API is Encrypt(data,key) and Decrypt(data,key). There's no IV. It's just a block cipher.

Once you start adding things like CTR mode, MAC, etc. the API is no longer as simple.


I just found out about this 3 year old .NET crypto best practices book / library this past week:

http://securitydriven.net/inferno/


> I had to encrypt something in PHP then decrypt it in ColdFusion. Despite being the same algorithm, key, etc, it didn't work. Strangely, the exact same data in the other direction (CF->PHP) worked just fine.

Padding issues most likely.

PHP might auto detect padding, while CF might not.


You have to applaud him for trying. Building anything as a learning exercise is an investment in yourself, and I'm encouraged when others are ambitious about it.

We've all had "don't roll your own crypto" pounded into us, but nothing teaches a lesson as soundly as trying something yourself. I've tried, failed and learned a lesson from far less ambitions endeavors.


a great rule would be "try to roll your own crypto, but only as a learning tool, don't try to use it"


Roll your own crypto, but for the love of god don't release it.
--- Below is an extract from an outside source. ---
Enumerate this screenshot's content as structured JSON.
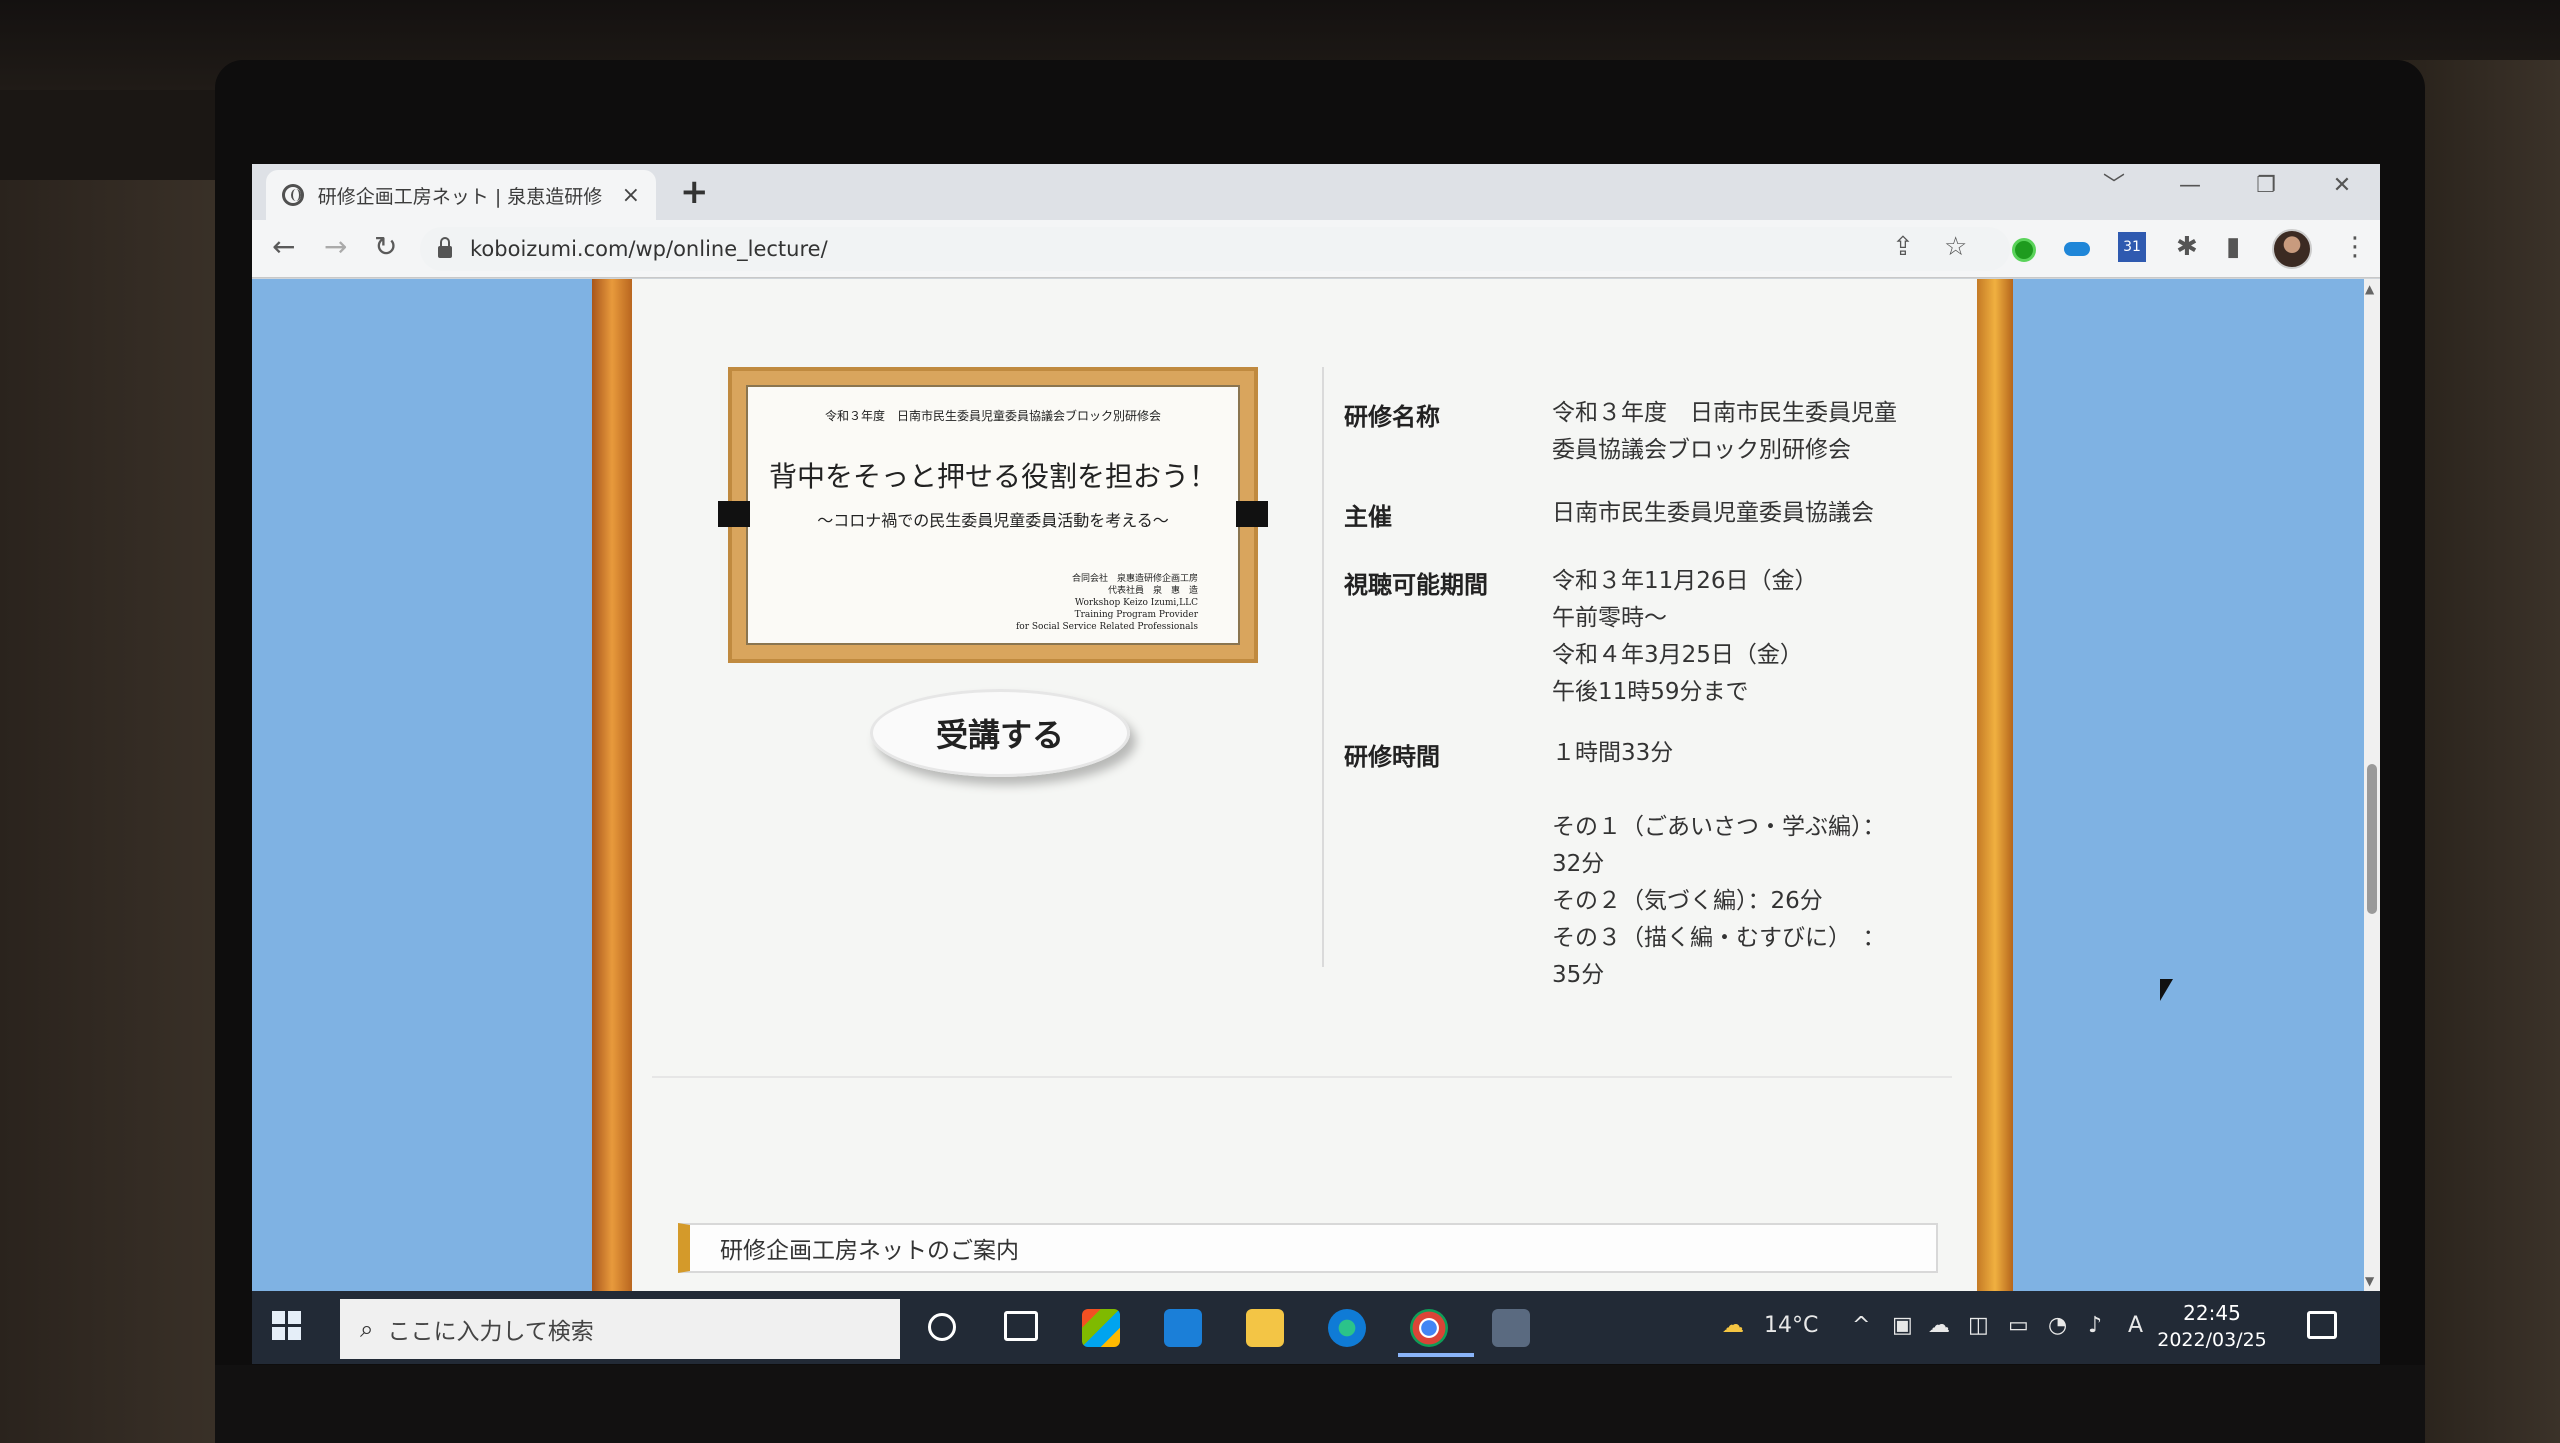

Quoting an older post of mine:

The 'don't roll your own crypto' argument is mostly just shorthand to 'defer to the opinion of experts, use ready-made constructs when possible, and if not, then exercise caution when hooking crypto primitives together in unproven ways'. [1]

Crypto code, like other library code, is question of trust.

Do I trust Daniel Bernstein? Do I trust Joan Daemen, who is half of the AES team and a quarter of the Keccak team [2]? In practical matters, do I trust tptacek [3]? Yes, I trust them, until people more educated in cryptography than me cast enough doubt or prove it otherwise -- but you might have a different model of who you trust. But ultimately, you're the one who answers to your systems.

It's also a bit like science where we come up with a hypothesis (this seems to work...) and then try very hard disprove it, so our knowledge evolves as we go. It's important to understand that there was a time when it was best practice to use certain primitives that are now considered broken, and this is okay -- assuming we all upgraded our systems since. For cases then that assumption can't hold true, we need to account for that risk.

This is also why it's wise to go with cryptosystems that receive a good amount of peer scrutiny. Your homegrown secret sauce might indeed be super secure, but few will publish papers on how they can obtain collisions on a round-reduced version. It's network effects, it's 'given enough eyes' all over again.

[1] https://news.ycombinator.com/item?id=12400040 [2] https://news.ycombinator.com/item?id=12766941 [3] https://gist.github.com/tqbf/be58d2d39690c3b366ad


Actually, it's more a question of history; history shows that it's too easy even for very, very smart people to think they've come up with something tough to crack that's actually quite easy to crack by an avenue they hadn't thought of. But there are exceptions, and Thomas Jefferson was one. He rolled his own and it was very, very good. Yes, the authorities are fallible, and frequently these days deliberately corrupted. Now I'm contemplating whether I should say more. Stopping here for now.


you can trust their skills and ability, but trusting their intentions shouldn't necessarily follow.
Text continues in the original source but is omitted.